En conséquence, les conclusions identiques des deux expertises médicales techniques ne peuvent être remises en question au vu des éléments produits par Monsieur [S] [R] et ce d'autant qu'elles sont claires, précises et concordantes. Dans ces conditions, il convient de rejeter la demande de nouvelle expertise médicale technique formée par Monsieur [S] [R].
Il résulte de l'ensemble de ces éléments, qu'il n'est pas démontré de lien de causalité certain et exclusif entre l'accident du travail du 22 juillet 1970 et la fracture tassement de L1. Le jugement entrepris doit donc être confirmé en toutes ses dispositions.
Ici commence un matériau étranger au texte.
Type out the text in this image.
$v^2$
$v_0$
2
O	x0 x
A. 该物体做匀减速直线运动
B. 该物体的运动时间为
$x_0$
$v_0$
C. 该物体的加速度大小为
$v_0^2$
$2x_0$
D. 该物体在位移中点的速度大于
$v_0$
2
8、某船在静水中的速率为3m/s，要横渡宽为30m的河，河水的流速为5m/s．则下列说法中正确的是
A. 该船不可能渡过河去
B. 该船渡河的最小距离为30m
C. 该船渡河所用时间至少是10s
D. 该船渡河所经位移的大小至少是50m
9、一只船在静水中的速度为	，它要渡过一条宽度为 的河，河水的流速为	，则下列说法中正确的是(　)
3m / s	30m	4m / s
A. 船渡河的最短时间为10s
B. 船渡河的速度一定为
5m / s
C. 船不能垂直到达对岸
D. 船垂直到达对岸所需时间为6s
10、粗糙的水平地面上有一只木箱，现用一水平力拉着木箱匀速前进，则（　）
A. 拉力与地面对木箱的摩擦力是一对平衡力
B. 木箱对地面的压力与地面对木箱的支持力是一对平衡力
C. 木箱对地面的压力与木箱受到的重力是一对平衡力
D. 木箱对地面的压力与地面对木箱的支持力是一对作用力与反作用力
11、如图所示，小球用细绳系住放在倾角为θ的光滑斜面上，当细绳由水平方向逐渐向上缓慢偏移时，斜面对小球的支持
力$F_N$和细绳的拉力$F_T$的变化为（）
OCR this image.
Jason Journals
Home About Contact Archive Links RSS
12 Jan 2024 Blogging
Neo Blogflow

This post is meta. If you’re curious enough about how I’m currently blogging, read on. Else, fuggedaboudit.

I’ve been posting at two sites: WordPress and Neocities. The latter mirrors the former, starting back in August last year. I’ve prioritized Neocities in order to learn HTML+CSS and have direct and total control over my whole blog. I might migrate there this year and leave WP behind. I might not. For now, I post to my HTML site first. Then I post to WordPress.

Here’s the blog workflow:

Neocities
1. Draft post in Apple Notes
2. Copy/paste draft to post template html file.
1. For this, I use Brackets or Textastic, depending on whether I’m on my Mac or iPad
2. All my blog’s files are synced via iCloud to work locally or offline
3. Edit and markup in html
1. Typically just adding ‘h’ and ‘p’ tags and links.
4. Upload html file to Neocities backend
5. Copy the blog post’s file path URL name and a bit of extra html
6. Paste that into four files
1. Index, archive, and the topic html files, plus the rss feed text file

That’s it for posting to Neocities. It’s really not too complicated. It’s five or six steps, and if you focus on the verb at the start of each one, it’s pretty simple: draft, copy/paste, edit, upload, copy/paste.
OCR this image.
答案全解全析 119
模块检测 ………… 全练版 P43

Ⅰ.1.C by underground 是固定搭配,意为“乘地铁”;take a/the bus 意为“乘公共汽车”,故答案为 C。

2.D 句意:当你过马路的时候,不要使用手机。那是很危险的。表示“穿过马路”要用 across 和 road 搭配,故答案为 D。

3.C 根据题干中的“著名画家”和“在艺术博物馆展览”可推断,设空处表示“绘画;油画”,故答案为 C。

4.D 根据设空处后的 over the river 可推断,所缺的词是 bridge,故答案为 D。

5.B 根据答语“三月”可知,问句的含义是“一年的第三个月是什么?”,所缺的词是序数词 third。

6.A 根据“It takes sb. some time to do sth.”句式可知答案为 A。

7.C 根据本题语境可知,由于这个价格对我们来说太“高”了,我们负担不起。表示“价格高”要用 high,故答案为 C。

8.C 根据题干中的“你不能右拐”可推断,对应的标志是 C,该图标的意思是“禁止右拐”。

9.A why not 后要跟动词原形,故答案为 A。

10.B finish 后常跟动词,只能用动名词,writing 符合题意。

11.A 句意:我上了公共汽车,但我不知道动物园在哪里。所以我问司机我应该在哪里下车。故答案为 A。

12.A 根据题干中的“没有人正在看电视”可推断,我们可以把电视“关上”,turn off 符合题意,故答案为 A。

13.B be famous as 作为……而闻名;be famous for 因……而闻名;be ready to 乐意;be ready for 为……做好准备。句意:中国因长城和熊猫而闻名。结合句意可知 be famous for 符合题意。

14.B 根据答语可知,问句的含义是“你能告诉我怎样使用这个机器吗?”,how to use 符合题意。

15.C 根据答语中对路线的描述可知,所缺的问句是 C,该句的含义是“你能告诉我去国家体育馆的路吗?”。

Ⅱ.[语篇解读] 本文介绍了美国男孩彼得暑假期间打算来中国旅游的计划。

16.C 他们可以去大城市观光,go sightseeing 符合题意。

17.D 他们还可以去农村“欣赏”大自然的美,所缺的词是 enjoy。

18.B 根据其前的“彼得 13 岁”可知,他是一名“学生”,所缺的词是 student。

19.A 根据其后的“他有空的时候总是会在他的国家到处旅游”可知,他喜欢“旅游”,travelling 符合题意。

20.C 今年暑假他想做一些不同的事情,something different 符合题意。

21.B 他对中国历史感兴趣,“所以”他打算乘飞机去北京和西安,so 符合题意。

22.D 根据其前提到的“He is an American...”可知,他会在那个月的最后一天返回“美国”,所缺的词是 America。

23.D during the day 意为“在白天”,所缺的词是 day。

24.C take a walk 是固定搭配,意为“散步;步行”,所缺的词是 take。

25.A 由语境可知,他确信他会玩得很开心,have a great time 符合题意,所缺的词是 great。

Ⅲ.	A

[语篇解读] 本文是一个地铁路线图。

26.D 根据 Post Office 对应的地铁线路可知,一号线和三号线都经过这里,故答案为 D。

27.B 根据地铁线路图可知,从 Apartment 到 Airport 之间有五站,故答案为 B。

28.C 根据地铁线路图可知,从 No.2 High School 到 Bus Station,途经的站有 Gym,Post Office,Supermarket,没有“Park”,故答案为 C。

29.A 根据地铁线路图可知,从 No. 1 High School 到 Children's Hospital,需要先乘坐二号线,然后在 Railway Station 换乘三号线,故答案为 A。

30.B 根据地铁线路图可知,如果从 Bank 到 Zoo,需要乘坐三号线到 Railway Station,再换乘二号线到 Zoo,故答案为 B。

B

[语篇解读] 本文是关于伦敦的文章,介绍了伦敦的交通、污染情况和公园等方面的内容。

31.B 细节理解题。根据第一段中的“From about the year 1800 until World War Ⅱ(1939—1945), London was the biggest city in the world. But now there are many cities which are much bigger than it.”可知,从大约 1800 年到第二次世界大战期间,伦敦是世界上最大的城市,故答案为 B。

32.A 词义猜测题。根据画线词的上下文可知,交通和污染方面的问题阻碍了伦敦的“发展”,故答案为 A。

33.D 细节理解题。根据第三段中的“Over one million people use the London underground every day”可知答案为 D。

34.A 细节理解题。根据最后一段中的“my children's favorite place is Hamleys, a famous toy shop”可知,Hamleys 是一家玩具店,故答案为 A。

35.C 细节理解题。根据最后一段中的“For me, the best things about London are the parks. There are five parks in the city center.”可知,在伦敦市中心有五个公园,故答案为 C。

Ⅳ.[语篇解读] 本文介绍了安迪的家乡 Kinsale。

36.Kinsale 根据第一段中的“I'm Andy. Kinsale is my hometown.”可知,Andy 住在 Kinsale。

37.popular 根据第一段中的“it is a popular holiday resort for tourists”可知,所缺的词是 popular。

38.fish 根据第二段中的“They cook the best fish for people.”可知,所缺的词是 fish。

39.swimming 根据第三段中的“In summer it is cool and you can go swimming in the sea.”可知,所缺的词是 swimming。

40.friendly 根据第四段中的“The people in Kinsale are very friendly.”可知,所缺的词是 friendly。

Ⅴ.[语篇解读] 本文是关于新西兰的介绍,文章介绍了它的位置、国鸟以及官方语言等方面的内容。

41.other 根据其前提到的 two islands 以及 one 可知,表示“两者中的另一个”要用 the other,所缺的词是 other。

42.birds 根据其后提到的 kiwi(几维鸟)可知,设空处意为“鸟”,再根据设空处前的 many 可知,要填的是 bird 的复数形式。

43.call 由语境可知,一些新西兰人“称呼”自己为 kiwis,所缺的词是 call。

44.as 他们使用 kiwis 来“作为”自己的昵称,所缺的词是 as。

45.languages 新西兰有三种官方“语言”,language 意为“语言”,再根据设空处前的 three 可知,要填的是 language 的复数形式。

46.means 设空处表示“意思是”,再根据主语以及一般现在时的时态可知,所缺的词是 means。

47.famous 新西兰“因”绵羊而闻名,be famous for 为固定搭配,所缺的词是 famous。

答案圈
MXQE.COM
Sur les dépenses de contentieux
En application de l'article R.144-10 du Code de la sécurité sociale, l'appelant qui succombe est condamné au paiement d'un droit qui ne peut excéder le 10ème du montant mensuel du plafond prévu à l'article L. 241-3; il peut toutefois être dispensé du paiement de ce droit par une mention expresse figurant dans la décision';
Il convient en l'espèce de dispenser Monsieur [S] [R] du paiement du droit fixé par les articles R. 144-10 et L.241-3 du code de la sécurité sociale.
PAR CES MOTIFS
La Cour, statuant publiquement, contradictoirement et en dernier ressort par mise à disposition de l'arrêt au greffe de la cour,
Confirme le jugement rendu par le Tribunal des Affaires de Sécurité Sociale de Bayonne le 13 février 2015';
Y ajoutant,
Dispense Monsieur [S] [R] du paiement du droit fixé par les articles R. 144-10 et L.241-3 du code de la sécurité sociale.
Arrêt signé par Madame THEATE, Présidente, et par Madame HAUGUEL, greffière, à laquelle la minute de la décision a été remise par le magistrat signataire.